Они молча взбирались на холм, пока не достигли пещеры, скрытой в кустах. Кусты были увешаны кусочками грязной бумаги, привязанными нитками к веткам. И каждый кусочек хранил грустную историю: больные, бездетные, нелюбимые - все приносили свое бремя к праху этого мертвого человека, и все уходили домой без исцеления, без утешения.

Они положили ребенка у входа в пещеру. Мать низко поклонилась, призывая имя Бога, о котором она ничего не знала, и имя Магамета. Здесь была ее последняя надежда. Пока она молилась, небо покрылось тучами, и холодная тень упала на ребенка. Он вздрогнул и начал плакать, ощупью ища руки матери. Женщина со страстным нетерпением и надеждой всматривалась в лицо дочери, затем подняла ее, разочарованно вздохнув. Бог не слышал - Кинза по-прежнему оставалась слепой.

Хамид, сидевший недалеко на корточках, поднялся и вместе с матерью и сестренкой стал быстро спускаться с холма. Солнце уже почти скрылось за горами. Казавшиеся черными на фоне предзакатного неба аисты с шумным клекотом пролетели мимо них. Разочарованный Хамид, бунтуя в душе, сердито хмурился на заходящее солнце - какая от него польза? Его маленькая сестричка никогда не увидит солнце. Богу, очевидно, все равно, и мертвый святой не пожелал ничего сделать, чтобы помочь. Может, маленькие девочки вне его поля деятельности?

Так они дошли до колодца, не проронив ни слова. Хамид наполнил ведра водой, отдал их матери и бросился бежать в долину, чтобы забрать Рахму и коз. Он встретил их на полпути, потому что Рахма боялась и поспешила домой. Она взяла брата за руку, и козы, которые тоже хотели домой, беспорядочно сгрудились вокруг.
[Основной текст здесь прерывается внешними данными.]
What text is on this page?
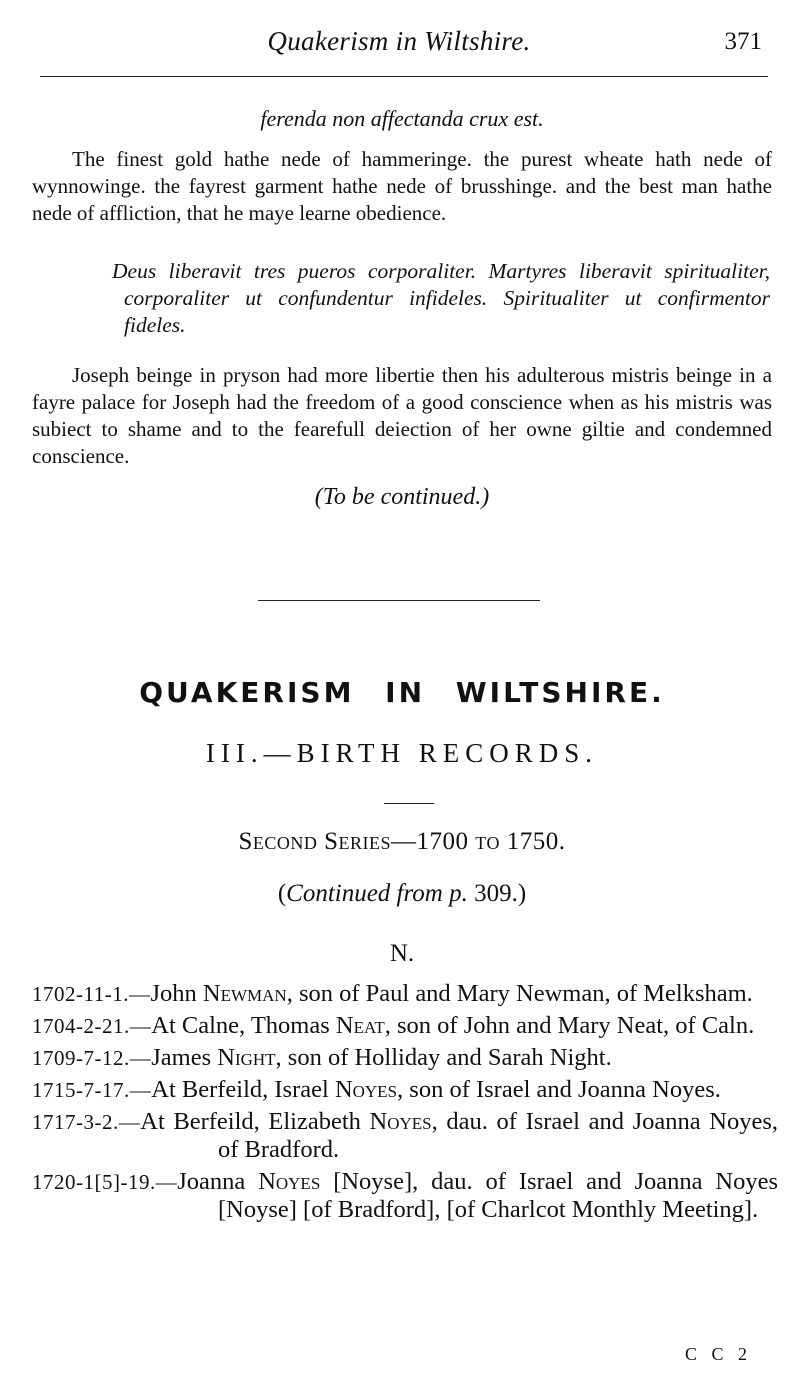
Quakerism in Wiltshire.	371
ferenda non affectanda crux est.

The finest gold hathe nede of hammeringe. the purest wheate hath nede of wynnowinge. the fayrest garment hathe nede of brusshinge. and the best man hathe nede of affliction, that he maye learne obedience.

Deus liberavit tres pueros corporaliter. Martyres liberavit spiritualiter, corporaliter ut confundentur infideles. Spiritualiter ut confirmentor fideles.

Joseph beinge in pryson had more libertie then his adulterous mistris beinge in a fayre palace for Joseph had the freedom of a good conscience when as his mistris was subiect to shame and to the fearefull deiection of her owne giltie and condemned conscience.

(To be continued.)
QUAKERISM IN WILTSHIRE.
III.—BIRTH RECORDS.
Second Series—1700 to 1750.
(Continued from p. 309.)
N.
1702-11-1.—John Newman, son of Paul and Mary Newman, of Melksham.
1704-2-21.—At Calne, Thomas Neat, son of John and Mary Neat, of Caln.
1709-7-12.—James Night, son of Holliday and Sarah Night.
1715-7-17.—At Berfeild, Israel Noyes, son of Israel and Joanna Noyes.
1717-3-2.—At Berfeild, Elizabeth Noyes, dau. of Israel and Joanna Noyes, of Bradford.
1720-1[5]-19.—Joanna Noyes [Noyse], dau. of Israel and Joanna Noyes [Noyse] [of Bradford], [of Charlcot Monthly Meeting].
C C 2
- Куда вы ходили? - спросила Рахма.

- На могилу святого, - ответил Хамид. - Рахма, наша сестричка слепая. Она ничего не видит, только тьма - вот почему мама прячет ее. Она не хочет, чтобы об этом узнали отец и Фатьма.
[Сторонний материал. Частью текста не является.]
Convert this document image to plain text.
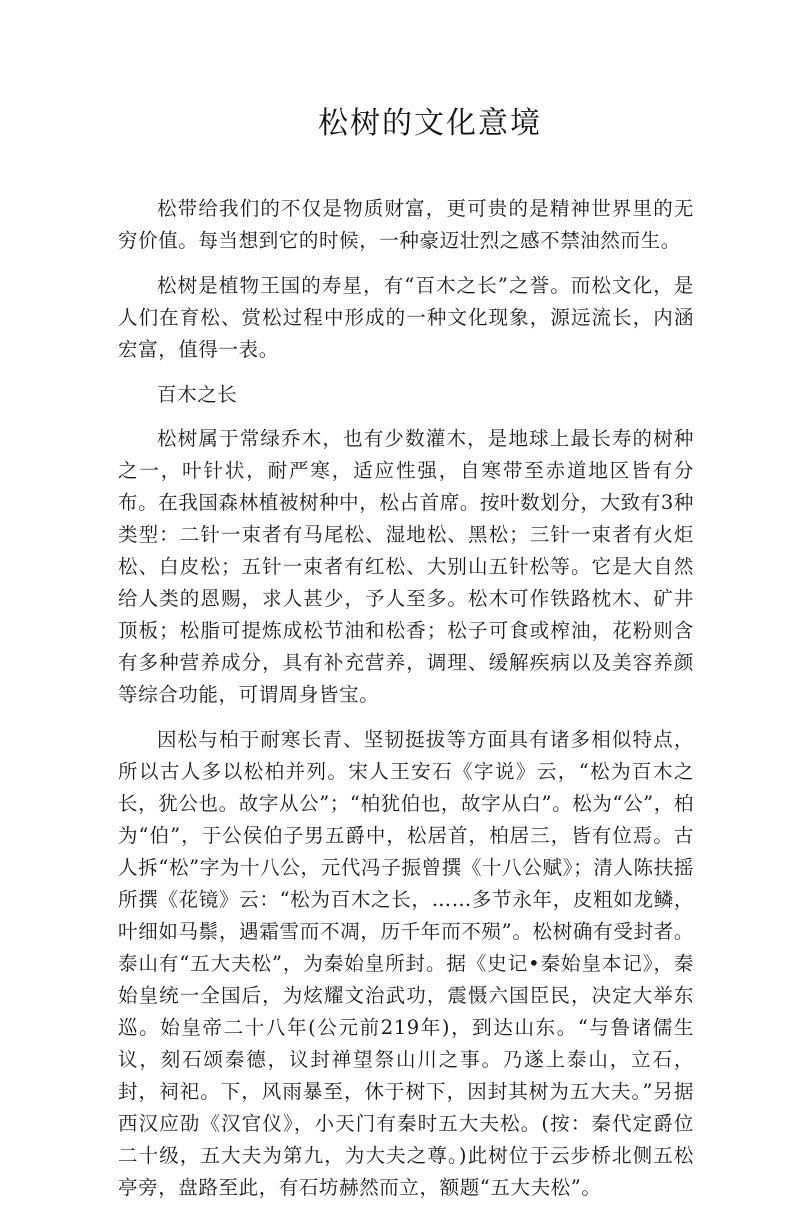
松树的文化意境

松带给我们的不仅是物质财富，更可贵的是精神世界里的无穷价值。每当想到它的时候，一种豪迈壮烈之感不禁油然而生。

松树是植物王国的寿星，有“百木之长”之誉。而松文化，是人们在育松、赏松过程中形成的一种文化现象，源远流长，内涵宏富，值得一表。

百木之长

松树属于常绿乔木，也有少数灌木，是地球上最长寿的树种之一，叶针状，耐严寒，适应性强，自寒带至赤道地区皆有分布。在我国森林植被树种中，松占首席。按叶数划分，大致有3种类型：二针一束者有马尾松、湿地松、黑松；三针一束者有火炬松、白皮松；五针一束者有红松、大别山五针松等。它是大自然给人类的恩赐，求人甚少，予人至多。松木可作铁路枕木、矿井顶板；松脂可提炼成松节油和松香；松子可食或榨油，花粉则含有多种营养成分，具有补充营养，调理、缓解疾病以及美容养颜等综合功能，可谓周身皆宝。

因松与柏于耐寒长青、坚韧挺拔等方面具有诸多相似特点，所以古人多以松柏并列。宋人王安石《字说》云，“松为百木之长，犹公也。故字从公”；“柏犹伯也，故字从白”。松为“公”，柏为“伯”，于公侯伯子男五爵中，松居首，柏居三，皆有位焉。古人拆“松”字为十八公，元代冯子振曾撰《十八公赋》；清人陈扶摇所撰《花镜》云：“松为百木之长，……多节永年，皮粗如龙鳞，叶细如马鬃，遇霜雪而不凋，历千年而不殒”。松树确有受封者。泰山有“五大夫松”，为秦始皇所封。据《史记•秦始皇本记》，秦始皇统一全国后，为炫耀文治武功，震慑六国臣民，决定大举东巡。始皇帝二十八年(公元前219年)，到达山东。“与鲁诸儒生议，刻石颂秦德，议封禅望祭山川之事。乃遂上泰山，立石，封，祠祀。下，风雨暴至，休于树下，因封其树为五大夫。”另据西汉应劭《汉官仪》，小天门有秦时五大夫松。(按：秦代定爵位二十级，五大夫为第九，为大夫之尊。)此树位于云步桥北侧五松亭旁，盘路至此，有石坊赫然而立，额题“五大夫松”。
Потрясенная Рахма застыла на месте. “Слепая” - эхом прозвучало в ее голове. Затем какая-то мысль осенила ее, и она быстро спросила:

- А разве святой не может сделать, чтобы она видела?

Хамид отрицательно покачал головой:

- Думаю, что этот святой не поможет, - сказал он довольно храбро. - Мама ходила туда, когда отец кашлял, но ничего не помогло - он умер.

- Это воля Аллаха, - произнесла Рахма, пожав плечами.

Тесно прижавшись друг ко другу, они поднимались на холм; глаза коз светились в темноте, как зеленые фонарики.

- Не люблю темноты, - зябко поежившись, прошептала Рахма.

Хамид, глядя сквозь листву олив на темное-темное небо, задумчиво произнес:

- Я люблю звезды.

Глава 2

Минут через десять, подойдя к деревне, Хамид и Рахма пошли мимо темных хижин. Через открытые двери виднелись весело потрескивающие древесные угли под глиняными горшками и семьи, сидящие на корточках возле вечерней трапезы при слабом свете ламп. Еще не дойдя до своего дома, они услышали голос Фатьмы, старшей жены, которая бранила их мать. Она невзлюбила молодую жену своего мужа и ее детей и любыми средствами старалась сделать их жизнь тяжелой. Она была увядшей и согнутой от долгих лет тяжелой работы, а Зохра - молодой и красивой. Фатьма напрасно хотела все эти годы ребенка, а Зохра имела шестеро, поэтому не удивительно, почему эта пожилая женщина так ревниво отнеслась к их приходу в ее дом.

Она проявляла свою злобу в том, что заставляла Зохру и Рахму целыми днями работать, как рабов, а сама сидела на циновке, как королева.

Рассерженная отсутствием молодой женщины, она послала соседскую девочку на вершину холма посмотреть, куда ушла Зохра, и когда та вернулась с полными ведрами, Фатьма уже знала, где она была.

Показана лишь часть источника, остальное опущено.